Dominika had no time for this. “The hyena you refer to is Ri Sou-yong, Academician Ri, deputy of the Yongbyon Nuclear Scientific Research Center in North Korea, the institution that is working diligently on designing a nuclear warhead to use against the United States. We need a source inside their program. With Chinese encouragement, the North Koreans are as likely to launch a missile at Moscow as at Washington in the next five years. Or perhaps you disagree?”

Bondarchuk said nothing.

“I sent you the operational summary. Ri has been at the International Atomic Energy Agency, IAEA, in Vienna for a year,” said Dominika. “Never a wrong step, unwavering loyalty to Pyongyang, politically reliable. Then he mails a letter. He wants to talk to Moscow. Conscience? Despair? Defection? We shall see. In any case, calm yourself. This is not a coercive pitch; he called us.”

“You burned a perfectly good safe house from my list for this unknown target, with no guarantee of success,” said Bondarchuk.

“Complain to Moscow, if you wish,” snapped Dominika. “I’ll deliver your written demarche personally to the Director, explaining you would have met the target openly on the street.” Dominika’s foot bounced like a sewing machine. The man was an imbecile among imbeciles in the Service. “We have two days to soften him up. This is a furtive weekend away from his Vienna security detail. He’s at a beach house in Voula with a housekeeper-cook,” she said.

Bondarchuk sat back in his swivel chair. “The so-called housekeeper, the twenty-five-year-old Romanian student, she wouldn’t happen to be on your payroll?”

Dominika shrugged. “One of my best. She’s already provided useful insights into his midlife crisis,” she said.

Bondarchuk laughed. “I’m sure she’s providing other useful insights. You Sparrows are all alike,” he said, implicitly including her.

Dominika stood. “Do you think so? Can you tell we are all alike?” she said, all ice. “For instance, is the woman you’re seeing every Thursday afternoon a Sparrow from the Center, would you say, Colonel? Or just your Greek mistress? Can you guess? And if you refer to me as a Sparrow ever again, your own midlife crisis will arrive ahead of schedule.”

Bondarchuk sat rooted in his chair, his yellow halo quivering as Dominika walked out.

When Dominika arrived at the safe house, Academician Ri was out at the weekly street market in Voula, the sun-bleached seaside suburb of Athens on the southern coast, buying produce so his Romanian house sitter, Ioana, could prepare lemon meatballs with celeriac like her mother used to make. Even after he had spent a year experiencing the culinary delights of Vienna, Ri’s starved North Korean palate still craved meat, vegetables, and rich sauces, and Ioana had been preparing hearty meals for the two days since he arrived in Athens after slipping out of Vienna before the start of a long weekend.

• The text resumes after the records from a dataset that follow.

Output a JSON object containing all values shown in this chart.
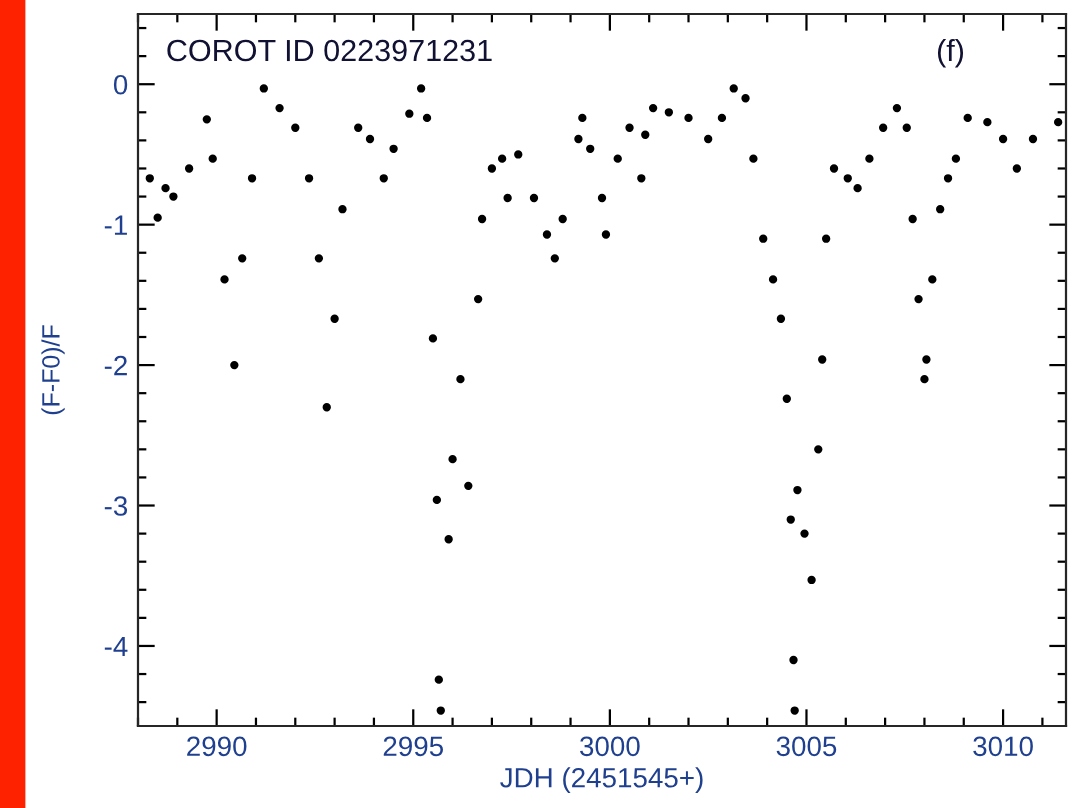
{
  "chart_data": {
    "type": "scatter",
    "xlabel": "JDH (2451545+)",
    "ylabel": "(F-F0)/F",
    "annotations": [
      "COROT ID 0223971231",
      "(f)"
    ],
    "marker": "circle",
    "grid": false,
    "xlim": [
      2988,
      3011.6
    ],
    "ylim": [
      -4.57,
      0.5
    ],
    "xticks": [
      {
        "value": 2988,
        "label": null
      },
      {
        "value": 2989,
        "label": null
      },
      2990,
      {
        "value": 2991,
        "label": null
      },
      {
        "value": 2992,
        "label": null
      },
      {
        "value": 2993,
        "label": null
      },
      {
        "value": 2994,
        "label": null
      },
      2995,
      {
        "value": 2996,
        "label": null
      },
      {
        "value": 2997,
        "label": null
      },
      {
        "value": 2998,
        "label": null
      },
      {
        "value": 2999,
        "label": null
      },
      3000,
      {
        "value": 3001,
        "label": null
      },
      {
        "value": 3002,
        "label": null
      },
      {
        "value": 3003,
        "label": null
      },
      {
        "value": 3004,
        "label": null
      },
      3005,
      {
        "value": 3006,
        "label": null
      },
      {
        "value": 3007,
        "label": null
      },
      {
        "value": 3008,
        "label": null
      },
      {
        "value": 3009,
        "label": null
      },
      3010,
      {
        "value": 3011,
        "label": null
      }
    ],
    "yticks": [
      {
        "value": -4.4,
        "label": null
      },
      {
        "value": -4.2,
        "label": null
      },
      -4,
      {
        "value": -3.8,
        "label": null
      },
      {
        "value": -3.6,
        "label": null
      },
      {
        "value": -3.4,
        "label": null
      },
      {
        "value": -3.2,
        "label": null
      },
      -3,
      {
        "value": -2.8,
        "label": null
      },
      {
        "value": -2.6,
        "label": null
      },
      {
        "value": -2.4,
        "label": null
      },
      {
        "value": -2.2,
        "label": null
      },
      -2,
      {
        "value": -1.8,
        "label": null
      },
      {
        "value": -1.6,
        "label": null
      },
      {
        "value": -1.4,
        "label": null
      },
      {
        "value": -1.2,
        "label": null
      },
      -1,
      {
        "value": -0.8,
        "label": null
      },
      {
        "value": -0.6,
        "label": null
      },
      {
        "value": -0.4,
        "label": null
      },
      {
        "value": -0.2,
        "label": null
      },
      0,
      {
        "value": 0.2,
        "label": null
      },
      {
        "value": 0.4,
        "label": null
      }
    ],
    "series": [
      {
        "color": "#000000",
        "x": [
          2988.3,
          2988.5,
          2988.7,
          2988.9,
          2989.3,
          2989.75,
          2989.9,
          2990.2,
          2990.45,
          2990.65,
          2990.9,
          2991.2,
          2991.6,
          2992.0,
          2992.35,
          2992.6,
          2992.8,
          2993.0,
          2993.2,
          2993.6,
          2993.9,
          2994.25,
          2994.5,
          2994.9,
          2995.2,
          2995.35,
          2995.5,
          2995.6,
          2995.65,
          2995.7,
          2995.9,
          2996.0,
          2996.2,
          2996.4,
          2996.65,
          2996.75,
          2997.0,
          2997.26,
          2997.4,
          2997.67,
          2998.07,
          2998.4,
          2998.6,
          2998.8,
          2999.2,
          2999.3,
          2999.5,
          2999.8,
          2999.9,
          3000.2,
          3000.5,
          3000.8,
          3000.9,
          3001.1,
          3001.5,
          3002.0,
          3002.5,
          3002.85,
          3003.15,
          3003.45,
          3003.65,
          3003.9,
          3004.15,
          3004.35,
          3004.5,
          3004.6,
          3004.67,
          3004.7,
          3004.77,
          3004.95,
          3005.13,
          3005.3,
          3005.4,
          3005.5,
          3005.7,
          3006.05,
          3006.3,
          3006.6,
          3006.95,
          3007.3,
          3007.55,
          3007.7,
          3007.85,
          3008.0,
          3008.05,
          3008.2,
          3008.4,
          3008.6,
          3008.8,
          3009.1,
          3009.6,
          3010.0,
          3010.35,
          3010.76,
          3011.4
        ],
        "values": [
          -0.67,
          -0.95,
          -0.74,
          -0.8,
          -0.6,
          -0.25,
          -0.53,
          -1.39,
          -2.0,
          -1.24,
          -0.67,
          -0.03,
          -0.17,
          -0.31,
          -0.67,
          -1.24,
          -2.3,
          -1.67,
          -0.89,
          -0.31,
          -0.39,
          -0.67,
          -0.46,
          -0.21,
          -0.03,
          -0.24,
          -1.81,
          -2.96,
          -4.24,
          -4.46,
          -3.24,
          -2.67,
          -2.1,
          -2.86,
          -1.53,
          -0.96,
          -0.6,
          -0.53,
          -0.81,
          -0.5,
          -0.81,
          -1.07,
          -1.24,
          -0.96,
          -0.39,
          -0.24,
          -0.46,
          -0.81,
          -1.07,
          -0.53,
          -0.31,
          -0.67,
          -0.36,
          -0.17,
          -0.2,
          -0.24,
          -0.39,
          -0.24,
          -0.03,
          -0.1,
          -0.53,
          -1.1,
          -1.39,
          -1.67,
          -2.24,
          -3.1,
          -4.1,
          -4.46,
          -2.89,
          -3.2,
          -3.53,
          -2.6,
          -1.96,
          -1.1,
          -0.6,
          -0.67,
          -0.74,
          -0.53,
          -0.31,
          -0.17,
          -0.31,
          -0.96,
          -1.53,
          -2.1,
          -1.96,
          -1.39,
          -0.89,
          -0.67,
          -0.53,
          -0.24,
          -0.27,
          -0.39,
          -0.6,
          -0.39,
          -0.27
        ]
      }
    ]
  }
}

“We have quite the proper domestic scene here,” said Ioana to Dominika, who took off her sunglasses as she entered the little second-floor rented apartment, all whitewashed walls and marble floors with balcony sliders completely open to the balmy sea breeze. “He’s a strange duck—separate bedrooms, doesn’t want back rubs, and doesn’t look at me in my undies. He shops for food, I cook, he washes the dishes, then he watches English-language news all night. Devours it.”